Does Obama have a 'secret' Afghanistan exit strategy?

The U.S. is scheduled to begin its long-planned withdrawal this month, though the details of America's timeline are still a matter of fierce debate

President Obama salutes as he returns from Camp David: The president is expected to unveil a secret plan to significantly reduce U.S. forces in Afghanistan.
(Image credit: REUTERS/Hyungwon Kang)

President Obama is putting the finishing touches on a plan to reduce U.S. forces in Afghanistan by more than 30,000, reports Leslie H. Gelb at The Daily Beast. But don't expect those soldiers to come home anytime soon. The administration's "secret" plan would let the military guide the withdrawal slowly, perhaps over as many as 18 months. Obama is expected to unveil the plan in July, Gelb says, in an attempt to satisfy people demanding a quick exit for our 100,000 troops in Afghanistan, as well as those insisting the U.S. must not leave until the Taliban no longer pose a threat. Is Obama's approach a good way to wrap up the war? (Watch an AP report about Obama's dilemma.)

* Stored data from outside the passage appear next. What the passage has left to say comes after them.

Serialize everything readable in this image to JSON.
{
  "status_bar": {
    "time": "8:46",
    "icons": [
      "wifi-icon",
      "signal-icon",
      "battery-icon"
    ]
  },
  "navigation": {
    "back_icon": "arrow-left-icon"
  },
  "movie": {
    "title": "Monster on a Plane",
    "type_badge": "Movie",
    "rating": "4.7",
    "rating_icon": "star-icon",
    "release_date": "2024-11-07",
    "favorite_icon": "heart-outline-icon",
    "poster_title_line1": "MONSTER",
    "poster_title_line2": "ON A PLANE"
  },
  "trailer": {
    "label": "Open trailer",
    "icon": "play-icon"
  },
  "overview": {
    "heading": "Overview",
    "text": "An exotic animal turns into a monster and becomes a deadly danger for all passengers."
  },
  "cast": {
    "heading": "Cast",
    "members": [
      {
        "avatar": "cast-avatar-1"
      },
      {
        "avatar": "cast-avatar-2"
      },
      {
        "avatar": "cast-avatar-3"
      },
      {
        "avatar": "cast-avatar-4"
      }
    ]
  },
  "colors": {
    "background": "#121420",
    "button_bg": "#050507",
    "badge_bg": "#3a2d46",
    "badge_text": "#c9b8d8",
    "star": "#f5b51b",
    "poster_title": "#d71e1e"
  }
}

We should get out faster: "The war isn't making us safer and it's not worth the costs," say Robert Greenwald and Derrick Crowe at The Huffington Post. So now that Osama bin Laden is dead, President Obama should jump at the chance to put an exit plan in motion. The American people can no longer "make sense of keeping troops fighting and dying in Afghanistan," so it's time to let the Afghan government start standing on its own.